Bloedstollend is de verkrachting van Michèle, hoofdpersoon in de film Elle van Paul Verhoeven, waarna een spannend kat-en-muisspel ontstaat tussen dader en slachtoffer. De film – Nederlandse première 2 juni – liep in Cannes een Gouden Palm mis en is het tegelijk alleszins waard om te zien. De in Frankrijk gedraaide film naar het boek Oh… van Philipe Dijan lijkt soms een kruising tussen een thriller en een streekroman – want zonder traagheid geen vaart en omgekeerd. Opvallend zijn de complexe onderlinge relaties van de karakters. Het is wat je je overal voorstelt en zeker bij het liefdesland bij uitstek: partners feesten met elkaar, haten elkaar en houden van elkaar en ze hebben geheimen voor elkaar. Ze gaan vreemd en werken tegelijk samen in buurtverbanden. Zelfs de participatiesamenleving met het idee van samen de buurt heel, schoon en veilig houden, komt in de thriller voor. Daardoor lijkt de film soms heel even een streekroman, zonder overigens te vervelen, want je weet meer over de omgeving van de karakters.

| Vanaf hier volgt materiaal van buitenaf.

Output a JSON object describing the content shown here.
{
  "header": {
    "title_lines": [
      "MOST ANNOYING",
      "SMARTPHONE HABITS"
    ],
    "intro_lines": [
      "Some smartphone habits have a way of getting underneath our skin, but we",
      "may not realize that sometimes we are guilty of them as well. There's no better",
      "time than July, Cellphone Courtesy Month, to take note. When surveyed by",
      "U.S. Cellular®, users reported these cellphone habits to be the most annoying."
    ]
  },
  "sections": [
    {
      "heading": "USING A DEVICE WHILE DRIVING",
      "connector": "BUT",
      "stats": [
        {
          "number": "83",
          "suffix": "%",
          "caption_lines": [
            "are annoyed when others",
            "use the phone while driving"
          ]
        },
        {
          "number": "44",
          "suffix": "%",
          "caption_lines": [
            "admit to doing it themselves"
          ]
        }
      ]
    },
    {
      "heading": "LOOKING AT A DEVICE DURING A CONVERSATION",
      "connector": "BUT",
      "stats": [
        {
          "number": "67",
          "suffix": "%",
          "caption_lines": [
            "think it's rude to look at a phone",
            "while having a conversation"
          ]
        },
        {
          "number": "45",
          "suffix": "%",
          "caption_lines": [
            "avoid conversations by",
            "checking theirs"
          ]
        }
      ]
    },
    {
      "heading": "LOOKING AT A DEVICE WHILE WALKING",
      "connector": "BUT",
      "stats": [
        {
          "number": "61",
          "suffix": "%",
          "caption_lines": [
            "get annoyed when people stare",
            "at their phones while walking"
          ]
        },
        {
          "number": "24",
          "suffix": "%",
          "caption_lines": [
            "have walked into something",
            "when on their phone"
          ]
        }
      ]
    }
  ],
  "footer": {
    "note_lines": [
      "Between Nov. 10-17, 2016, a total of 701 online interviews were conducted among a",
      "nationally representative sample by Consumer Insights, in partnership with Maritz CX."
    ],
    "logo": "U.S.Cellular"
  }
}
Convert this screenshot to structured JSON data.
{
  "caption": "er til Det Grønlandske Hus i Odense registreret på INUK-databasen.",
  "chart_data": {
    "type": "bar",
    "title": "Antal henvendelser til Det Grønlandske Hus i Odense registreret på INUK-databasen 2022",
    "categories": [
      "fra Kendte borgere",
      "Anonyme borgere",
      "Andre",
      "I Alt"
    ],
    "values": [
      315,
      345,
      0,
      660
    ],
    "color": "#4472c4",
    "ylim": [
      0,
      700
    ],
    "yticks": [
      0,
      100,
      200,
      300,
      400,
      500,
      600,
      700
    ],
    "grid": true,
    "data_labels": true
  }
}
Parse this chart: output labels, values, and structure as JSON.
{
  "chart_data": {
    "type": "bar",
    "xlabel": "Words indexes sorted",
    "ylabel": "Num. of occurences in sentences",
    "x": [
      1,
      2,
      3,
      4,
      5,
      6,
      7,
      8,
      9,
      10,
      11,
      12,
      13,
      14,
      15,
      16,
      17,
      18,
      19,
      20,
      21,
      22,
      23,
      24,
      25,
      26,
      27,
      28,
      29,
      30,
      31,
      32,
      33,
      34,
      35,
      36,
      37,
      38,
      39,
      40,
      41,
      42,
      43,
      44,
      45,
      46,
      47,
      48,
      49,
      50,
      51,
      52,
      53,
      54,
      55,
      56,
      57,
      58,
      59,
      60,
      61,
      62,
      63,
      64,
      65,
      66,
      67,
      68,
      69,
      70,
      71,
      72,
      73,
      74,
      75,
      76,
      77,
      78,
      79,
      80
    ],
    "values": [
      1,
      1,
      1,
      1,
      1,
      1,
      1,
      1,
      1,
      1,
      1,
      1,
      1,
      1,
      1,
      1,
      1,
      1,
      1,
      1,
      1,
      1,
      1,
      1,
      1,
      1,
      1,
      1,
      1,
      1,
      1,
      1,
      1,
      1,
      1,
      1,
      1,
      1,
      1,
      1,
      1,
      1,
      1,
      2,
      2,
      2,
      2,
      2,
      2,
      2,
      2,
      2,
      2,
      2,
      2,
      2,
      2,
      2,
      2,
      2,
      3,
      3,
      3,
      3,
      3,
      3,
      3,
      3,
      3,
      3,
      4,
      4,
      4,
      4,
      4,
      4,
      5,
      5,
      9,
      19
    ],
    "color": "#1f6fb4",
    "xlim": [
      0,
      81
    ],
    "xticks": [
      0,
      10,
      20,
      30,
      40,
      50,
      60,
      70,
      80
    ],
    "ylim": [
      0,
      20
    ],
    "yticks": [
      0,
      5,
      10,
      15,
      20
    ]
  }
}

En dan is daar weer het bloedstollend moment van spanning met de actie. Verhoeven zegt daarover zelf in de filmdocumentatie dat hij juist het geweld van de verkrachtingsscènes zo expliciet mogelijk wilde brengen, als zwarte gaten in de film. “Anders zou het oneerlijk zijn.” De verschillen in toon en kleur en geluid komen naar zijn zeggen van zijn voorliefde voor het werk van Mondriaan, waar zwarte lijnen vaak ook blauwe en rode vlakken doorsnijden. Het is een beproefd recept dat Verhoeven eerder toepaste in Robocop. Daarin liet hij nieuwsberichten en fake-commercials het verhaal afwisselen.
Deze film is de eerste Franse film voor Verhoeven. Aanvankelijk werd er aan gedacht om een Amerikaanse film te draaien in Boston of Chicago. Voor Frankrijk werd uiteindelijk gekozen, omdat Verhoeven en zijn producer Said Ben Said het idee hadden dat geen Amerikaanse actrice de rol van de agressieve en bij vlagen amorele Michele zou durven spelen. Bovendien: de novelle van Dijan was ook Frans. Door in Frankrijk te filmen, blijft het ook dichter bij het boek. De overgang van de VS naar Frankrijk deed Verhoeven trouwens denken aan de overstap van Nederland naar de VS. Het bezorgde hem dezelfde soort hoofdpijn. Letterlijk. Die over was op het moment dat hij in Parijs arriveerde, zegt hij in de filmdocumentatie.
In Elle schittert Paul Verhoeven in de kunst van het weglaten. Zo krijg je wel een beeld van Michèle en de mensen om haar heen maar krijg je niet het volledige beeld, de vrouw blijft een mysterie, dat door Isabelle Huppert wordt afgepeld tot het hoognodige. Volgens Huppert kan je niet alles laten zien, omdat dat ten koste zou gaan van de vaart van de film. Maar Verhoeven heeft nog een structurelere reden om niet alles te willen verklaren: verklaring en rechtvaardiging moet het publiek zelf vinden, meent hij.
De film is het waard om te zien, vanwege de vaart, de actie het voorstelbare (hoeveel vrouwen doen geen aangifte van verkrachting) en het onvoorstelbare (hoe dicht durf je bij je verkrachter te komen). Aan het eind komt een deel van de cast weer bij elkaar en komt de streekroman even terug. Maar dat stoort niet. De aanvankelijk geschoten afscheidskus is weggelaten. Terecht. Met de kunst van het weglaten tonen Paul Verhoeven en de cast zich deze indrukwekkende film absolute meesters.